À ces mots, M. Munder enfilait solennellement le corridor qui aboutissait au pied des escaliers de l’Ouest, avec cette piaffe lente à laquelle tout Anglais sérieux s’abandonne quand il sort, le dimanche, pour prendre un peu d’exercice. La femme de charge, avec la complaisance habituelle à son sexe, réglant son pas sur celui de l’intendant, exécutait à ses côtés une espèce de polonaise dominicale, comme si elle fût sortie avec lui pour avaler un peu d’air, entre le service du matin et celui du soir.

« Aussi vrai que je suis un pécheur vivant, cette visite dans la maison ressemble, trait pour trait, à un cortége funèbre, » dit tout bas l’oncle Joseph à sa nièce. Il prit son bras, à ces mots, et s’aperçut alors qu’elle tremblait violemment. Qu’y a-t-il ? lui demanda-t-il sotto voce.

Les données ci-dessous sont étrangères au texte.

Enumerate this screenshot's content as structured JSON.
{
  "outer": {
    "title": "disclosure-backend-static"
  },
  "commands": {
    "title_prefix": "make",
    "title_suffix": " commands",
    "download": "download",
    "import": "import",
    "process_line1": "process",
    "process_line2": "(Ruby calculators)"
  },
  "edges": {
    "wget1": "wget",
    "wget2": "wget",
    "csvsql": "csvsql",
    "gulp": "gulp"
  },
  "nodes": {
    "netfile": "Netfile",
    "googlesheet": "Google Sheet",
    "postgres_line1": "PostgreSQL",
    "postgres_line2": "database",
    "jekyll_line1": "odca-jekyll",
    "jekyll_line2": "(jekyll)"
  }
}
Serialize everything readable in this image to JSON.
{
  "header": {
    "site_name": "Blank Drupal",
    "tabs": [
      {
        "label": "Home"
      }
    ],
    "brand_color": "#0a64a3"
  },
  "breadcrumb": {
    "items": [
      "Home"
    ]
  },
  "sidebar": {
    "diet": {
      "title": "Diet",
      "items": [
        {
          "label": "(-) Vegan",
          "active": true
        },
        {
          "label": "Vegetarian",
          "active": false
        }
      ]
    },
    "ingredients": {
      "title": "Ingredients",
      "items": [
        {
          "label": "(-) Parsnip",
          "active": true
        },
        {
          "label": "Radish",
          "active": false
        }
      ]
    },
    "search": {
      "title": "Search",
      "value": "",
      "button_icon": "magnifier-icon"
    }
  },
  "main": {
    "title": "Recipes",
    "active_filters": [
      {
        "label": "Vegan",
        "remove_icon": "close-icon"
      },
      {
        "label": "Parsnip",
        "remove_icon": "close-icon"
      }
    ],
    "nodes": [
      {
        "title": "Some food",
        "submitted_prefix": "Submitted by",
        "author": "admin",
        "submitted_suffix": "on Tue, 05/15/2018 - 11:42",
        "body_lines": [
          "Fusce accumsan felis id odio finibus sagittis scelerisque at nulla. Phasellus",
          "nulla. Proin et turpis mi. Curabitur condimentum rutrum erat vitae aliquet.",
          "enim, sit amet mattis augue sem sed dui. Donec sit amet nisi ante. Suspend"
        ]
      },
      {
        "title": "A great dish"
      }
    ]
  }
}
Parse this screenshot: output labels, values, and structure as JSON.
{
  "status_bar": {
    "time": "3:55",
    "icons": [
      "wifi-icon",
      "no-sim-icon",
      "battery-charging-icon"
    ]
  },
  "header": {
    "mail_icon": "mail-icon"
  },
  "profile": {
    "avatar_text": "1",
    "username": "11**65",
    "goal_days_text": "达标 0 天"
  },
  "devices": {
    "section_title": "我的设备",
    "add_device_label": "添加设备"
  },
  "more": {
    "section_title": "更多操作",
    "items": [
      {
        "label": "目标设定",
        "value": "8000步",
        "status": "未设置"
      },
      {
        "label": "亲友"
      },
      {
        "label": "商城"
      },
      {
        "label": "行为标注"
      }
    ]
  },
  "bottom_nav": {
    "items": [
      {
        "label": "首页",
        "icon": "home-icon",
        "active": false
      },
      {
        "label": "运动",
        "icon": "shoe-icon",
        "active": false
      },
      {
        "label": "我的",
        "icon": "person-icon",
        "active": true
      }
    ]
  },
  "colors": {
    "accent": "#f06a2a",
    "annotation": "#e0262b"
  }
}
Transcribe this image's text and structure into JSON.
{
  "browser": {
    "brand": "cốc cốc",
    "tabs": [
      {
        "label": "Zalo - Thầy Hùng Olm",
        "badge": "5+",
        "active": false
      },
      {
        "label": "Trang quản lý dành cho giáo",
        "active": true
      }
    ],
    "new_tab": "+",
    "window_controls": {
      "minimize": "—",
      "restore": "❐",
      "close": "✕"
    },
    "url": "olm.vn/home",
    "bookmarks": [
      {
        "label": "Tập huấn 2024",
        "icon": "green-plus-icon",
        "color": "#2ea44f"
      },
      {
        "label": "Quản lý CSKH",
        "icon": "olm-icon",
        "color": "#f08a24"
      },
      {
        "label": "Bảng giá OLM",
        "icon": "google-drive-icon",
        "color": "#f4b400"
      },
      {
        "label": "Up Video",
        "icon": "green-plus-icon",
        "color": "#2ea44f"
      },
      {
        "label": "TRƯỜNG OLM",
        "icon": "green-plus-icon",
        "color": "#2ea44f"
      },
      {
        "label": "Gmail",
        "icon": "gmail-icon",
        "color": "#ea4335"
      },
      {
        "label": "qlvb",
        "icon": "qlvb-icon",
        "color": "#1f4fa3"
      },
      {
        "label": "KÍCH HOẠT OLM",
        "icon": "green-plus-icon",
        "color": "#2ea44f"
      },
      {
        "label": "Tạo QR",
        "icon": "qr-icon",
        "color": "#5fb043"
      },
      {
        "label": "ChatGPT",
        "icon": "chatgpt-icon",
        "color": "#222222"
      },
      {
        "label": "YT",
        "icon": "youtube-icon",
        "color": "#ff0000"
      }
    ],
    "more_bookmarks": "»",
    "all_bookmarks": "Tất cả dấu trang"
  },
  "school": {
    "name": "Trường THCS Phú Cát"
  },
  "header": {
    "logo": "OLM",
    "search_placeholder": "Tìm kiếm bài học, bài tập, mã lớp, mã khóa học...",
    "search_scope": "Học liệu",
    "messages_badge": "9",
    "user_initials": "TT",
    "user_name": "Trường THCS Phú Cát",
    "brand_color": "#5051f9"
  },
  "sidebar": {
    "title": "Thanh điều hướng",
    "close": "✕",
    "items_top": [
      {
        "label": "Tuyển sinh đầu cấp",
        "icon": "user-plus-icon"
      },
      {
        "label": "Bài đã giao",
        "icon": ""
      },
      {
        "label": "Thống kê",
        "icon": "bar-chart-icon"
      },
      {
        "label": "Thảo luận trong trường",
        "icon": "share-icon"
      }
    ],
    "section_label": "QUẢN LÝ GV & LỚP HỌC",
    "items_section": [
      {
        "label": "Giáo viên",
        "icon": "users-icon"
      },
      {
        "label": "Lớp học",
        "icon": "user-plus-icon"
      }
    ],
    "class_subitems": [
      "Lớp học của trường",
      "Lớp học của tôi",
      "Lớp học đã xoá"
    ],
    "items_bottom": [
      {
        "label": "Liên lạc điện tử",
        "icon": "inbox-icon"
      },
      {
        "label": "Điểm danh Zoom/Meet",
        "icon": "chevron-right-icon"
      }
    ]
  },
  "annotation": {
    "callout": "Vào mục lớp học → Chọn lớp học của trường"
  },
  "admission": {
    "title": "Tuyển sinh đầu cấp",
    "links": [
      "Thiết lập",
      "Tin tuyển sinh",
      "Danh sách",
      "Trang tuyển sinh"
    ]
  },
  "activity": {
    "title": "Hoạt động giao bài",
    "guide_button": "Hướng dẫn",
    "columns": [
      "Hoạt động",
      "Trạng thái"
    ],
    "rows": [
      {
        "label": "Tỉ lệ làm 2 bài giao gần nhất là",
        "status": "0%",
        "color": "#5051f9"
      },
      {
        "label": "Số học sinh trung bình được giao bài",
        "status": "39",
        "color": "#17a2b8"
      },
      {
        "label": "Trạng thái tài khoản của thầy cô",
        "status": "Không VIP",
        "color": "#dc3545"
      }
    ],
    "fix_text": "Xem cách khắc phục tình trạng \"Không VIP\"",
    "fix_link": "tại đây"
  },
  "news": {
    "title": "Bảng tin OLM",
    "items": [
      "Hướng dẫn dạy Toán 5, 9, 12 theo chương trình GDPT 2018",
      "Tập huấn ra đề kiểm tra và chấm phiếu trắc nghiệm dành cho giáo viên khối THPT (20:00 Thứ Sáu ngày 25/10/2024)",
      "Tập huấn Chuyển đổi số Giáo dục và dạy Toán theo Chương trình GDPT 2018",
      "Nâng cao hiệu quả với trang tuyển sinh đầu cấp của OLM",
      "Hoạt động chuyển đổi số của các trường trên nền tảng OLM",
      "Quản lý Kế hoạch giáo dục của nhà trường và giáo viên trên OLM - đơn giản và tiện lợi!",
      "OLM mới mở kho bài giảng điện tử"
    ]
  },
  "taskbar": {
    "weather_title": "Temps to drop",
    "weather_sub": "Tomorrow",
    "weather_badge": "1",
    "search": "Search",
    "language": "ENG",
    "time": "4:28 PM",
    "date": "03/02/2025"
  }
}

— Mon oncle, il n’est pas naturel que ces gens-ci se soient trouvés si disposés à nous montrer le manoir, lui fut-il répondu sur le même ton… Que se disaient-ils tout à l’heure, de manière à n’être pas entendus de nous ? Pourquoi cette femme ne me quitte-t-elle jamais du regard ? »

Avant que le vieillard eût pu répondre, la femme de charge tournée vers eux, les pria, du ton le plus sévère, de se mettre en marche. Une minute ne s’était pas écoulée qu’ils se trouvaient de nouveau réunis au pied de l’escalier ouest.

« Ah ! ah ! s’écria l’oncle Joseph, aussi à son aise et aussi bavard que jamais, nonobstant la présence imposante de M. Munder en personne… Belle grande cassine, ma foi !… et un fameux perchoir !…

— Nous ne sommes point habitués, monsieur, à entendre parler en ces termes soit du manoir, soit des escaliers qu’il renferme, dit M. Munder, bien décidé à étouffer dans son germe la familiarité de l’étranger. Le Guide du Cornouailles occidental, que vous auriez tout aussi bien fait de consulter avant de vous rendre ici, décrit Porthgenna-Tower sous le titre de mansion,[1] et c’est l’adjectif spacieux qu’il emploie en par-

  1. Mansion, maison noble ; le nom de château (castle) était réservé aux demeures fortifiées.